🤖 AI Summary
This work addresses the challenges of out-of-distribution tracking fragility and the human–robot gap that arise when humanoid robots learn from human demonstrations, primarily due to discrepancies in perception and actuation. To bridge this gap, the authors propose a scalable learning framework that fuses first-person and wrist-mounted visual perspectives. The approach integrates a manifold-constrained controller, latent behavioral manifold planning, cross-view alignment, and a controller-aware reference trajectory adaptation mechanism, enabling robust head-to-hand world-coordinate tracking. Leveraging an extended UMI system for multi-view data collection, the method is validated on a Unitree G1 humanoid robot across five real-world tasks. It achieves an average success rate of 85% on three quantitative benchmarks and successfully demonstrates complex behaviors such as dynamic throwing and squat-and-grasp maneuvers.
📝 Abstract
Human demonstrations, which can be collected at scale and naturally capture active hand-eye coordination, are a promising data source for learning humanoid loco-manipulation. However, directly transferring human demonstrations to humanoids requires a precise world-frame tracking controller, which is often brittle under Out-of-Distribution(OOD) targets, while human-to-humanoid gaps persist in both egocentric observation and action execution. To address these challenges, we present HALOMI, a scalable framework for learning humanoid loco-manipulation with active perception from human demonstrations.
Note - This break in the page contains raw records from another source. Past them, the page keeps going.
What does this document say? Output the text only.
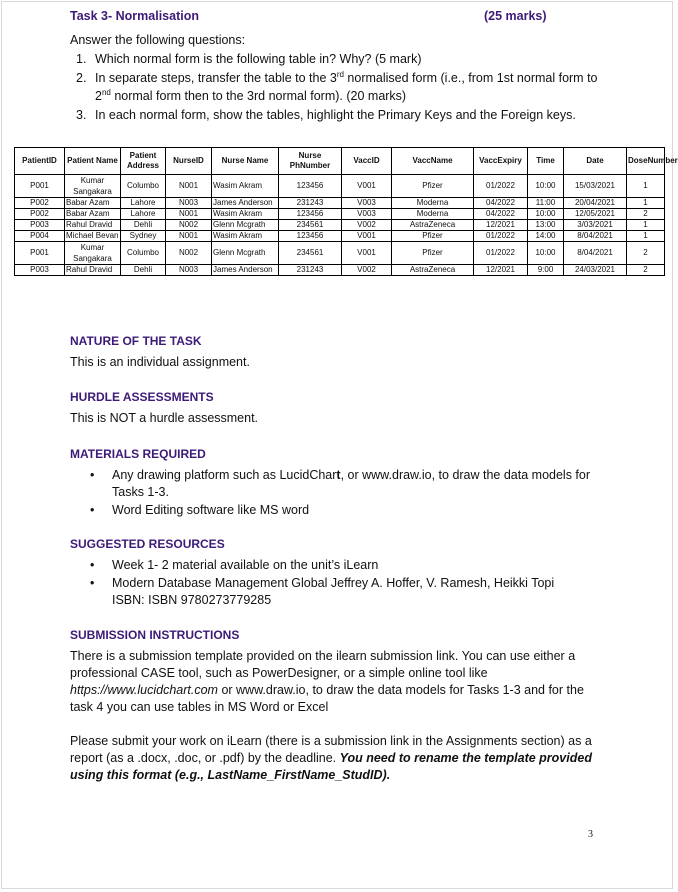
Task 3- Normalisation	(25 marks)
Answer the following questions:
1. Which normal form is the following table in? Why? (5 mark)
2. In separate steps, transfer the table to the 3rd normalised form (i.e., from 1st normal form to 2nd normal form then to the 3rd normal form). (20 marks)
3. In each normal form, show the tables, highlight the Primary Keys and the Foreign keys.
PatientID	Patient Name	Patient Address	NurseID	Nurse Name	Nurse PhNumber	VaccID	VaccName	VaccExpiry	Time	Date	DoseNumber
P001	Kumar Sangakara	Columbo	N001	Wasim Akram	123456	V001	Pfizer	01/2022	10:00	15/03/2021	1
P002	Babar Azam	Lahore	N003	James Anderson	231243	V003	Moderna	04/2022	11:00	20/04/2021	1
P002	Babar Azam	Lahore	N001	Wasim Akram	123456	V003	Moderna	04/2022	10:00	12/05/2021	2
P003	Rahul Dravid	Dehli	N002	Glenn Mcgrath	234561	V002	AstraZeneca	12/2021	13:00	3/03/2021	1
P004	Michael Bevan	Sydney	N001	Wasim Akram	123456	V001	Pfizer	01/2022	14:00	8/04/2021	1
P001	Kumar Sangakara	Columbo	N002	Glenn Mcgrath	234561	V001	Pfizer	01/2022	10:00	8/04/2021	2
P003	Rahul Dravid	Dehli	N003	James Anderson	231243	V002	AstraZeneca	12/2021	9:00	24/03/2021	2
NATURE OF THE TASK
This is an individual assignment.
HURDLE ASSESSMENTS
This is NOT a hurdle assessment.
MATERIALS REQUIRED
•	Any drawing platform such as LucidChart, or www.draw.io, to draw the data models for Tasks 1-3.
•	Word Editing software like MS word
SUGGESTED RESOURCES
•	Week 1- 2 material available on the unit’s iLearn
•	Modern Database Management Global Jeffrey A. Hoffer, V. Ramesh, Heikki Topi ISBN: ISBN 9780273779285
SUBMISSION INSTRUCTIONS
There is a submission template provided on the ilearn submission link. You can use either a professional CASE tool, such as PowerDesigner, or a simple online tool like https://www.lucidchart.com or www.draw.io, to draw the data models for Tasks 1-3 and for the task 4 you can use tables in MS Word or Excel
Please submit your work on iLearn (there is a submission link in the Assignments section) as a report (as a .docx, .doc, or .pdf) by the deadline. You need to rename the template provided using this format (e.g., LastName_FirstName_StudID).
3
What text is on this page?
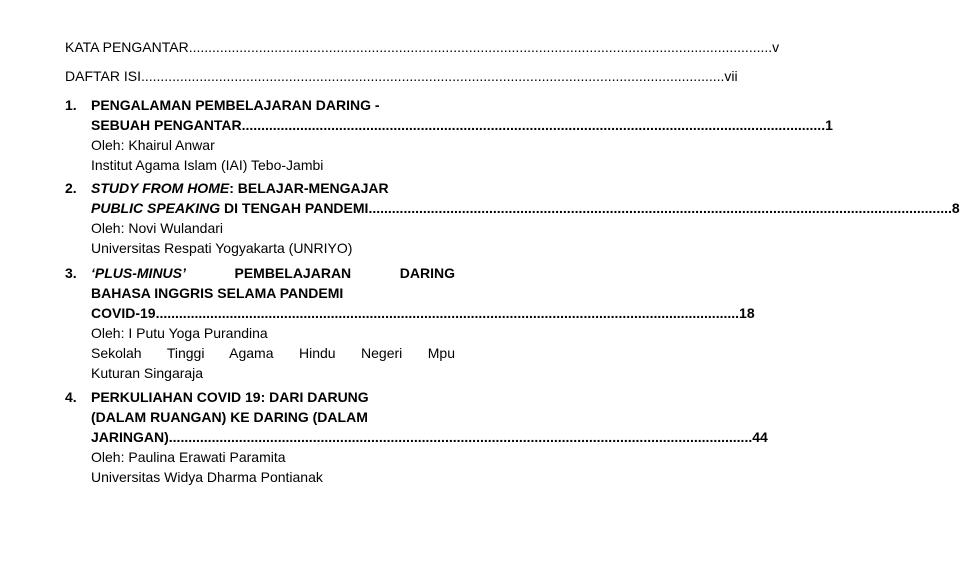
KATA PENGANTAR ...................................................................................................................................................... v
DAFTAR ISI ...................................................................................................................................................... vii
1. PENGALAMAN PEMBELAJARAN DARING -
SEBUAH PENGANTAR ...................................................................................................................................................... 1
Oleh: Khairul Anwar
Institut Agama Islam (IAI) Tebo-Jambi
2. STUDY FROM HOME : BELAJAR-MENGAJAR
PUBLIC SPEAKING DI TENGAH PANDEMI ...................................................................................................................................................... 8
Oleh: Novi Wulandari
Universitas Respati Yogyakarta (UNRIYO)
3. ‘PLUS-MINUS’	PEMBELAJARAN	DARING
BAHASA INGGRIS SELAMA PANDEMI
COVID-19 ...................................................................................................................................................... 18
Oleh: I Putu Yoga Purandina
Sekolah Tinggi Agama Hindu Negeri Mpu
Kuturan Singaraja
4. PERKULIAHAN COVID 19: DARI DARUNG
(DALAM RUANGAN) KE DARING (DALAM
JARINGAN) ...................................................................................................................................................... 44
Oleh: Paulina Erawati Paramita
Universitas Widya Dharma Pontianak
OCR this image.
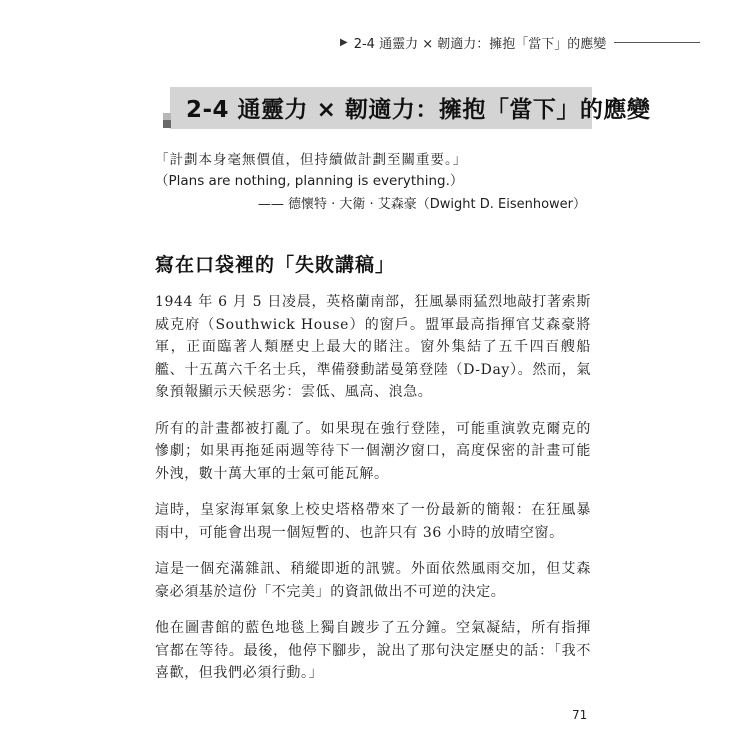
▶ 2-4 通靈力 × 韌適力：擁抱「當下」的應變
2-4 通靈力 × 韌適力：擁抱「當下」的應變
「計劃本身毫無價值，但持續做計劃至關重要。」
（Plans are nothing, planning is everything.）
—— 德懷特 · 大衛 · 艾森豪（Dwight D. Eisenhower）
寫在口袋裡的「失敗講稿」

1944 年 6 月 5 日凌晨，英格蘭南部，狂風暴雨猛烈地敲打著索斯威克府（Southwick House）的窗戶。盟軍最高指揮官艾森豪將軍，正面臨著人類歷史上最大的賭注。窗外集結了五千四百艘船艦、十五萬六千名士兵，準備發動諾曼第登陸（D-Day）。然而，氣象預報顯示天候惡劣：雲低、風高、浪急。

所有的計畫都被打亂了。如果現在強行登陸，可能重演敦克爾克的慘劇；如果再拖延兩週等待下一個潮汐窗口，高度保密的計畫可能外洩，數十萬大軍的士氣可能瓦解。

這時，皇家海軍氣象上校史塔格帶來了一份最新的簡報：在狂風暴雨中，可能會出現一個短暫的、也許只有 36 小時的放晴空窗。

這是一個充滿雜訊、稍縱即逝的訊號。外面依然風雨交加，但艾森豪必須基於這份「不完美」的資訊做出不可逆的決定。

他在圖書館的藍色地毯上獨自踱步了五分鐘。空氣凝結，所有指揮官都在等待。最後，他停下腳步，說出了那句決定歷史的話：「我不喜歡，但我們必須行動。」

71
HALOMI extends Universal Manipulation Interface (UMI) with egocentric sensing to collect ego-view and wrist-view observations along with head-hand trajectories at scale. We further propose a manifold-constrained controller that plans in a learned latent behavior manifold to enable precise and robust head-hand tracking in the world frame. To bridge the human-to-humanoid gap, we perform ego-view alignment and introduce a controller-aware reference trajectory adaptation to reduce mismatch in both observation and action execution. We validate HALOMI on a Unitree G1 humanoid robot with an actuated neck across five real-world tasks involving navigation, grasping, bimanual manipulation, whole-body coordination, and dynamic behaviors. Across the three quantitatively evaluated tasks, HALOMI achieves an average success rate of 85\%, while additional qualitative demonstrations show its ability to support dynamic tossing and deep-squat grasping.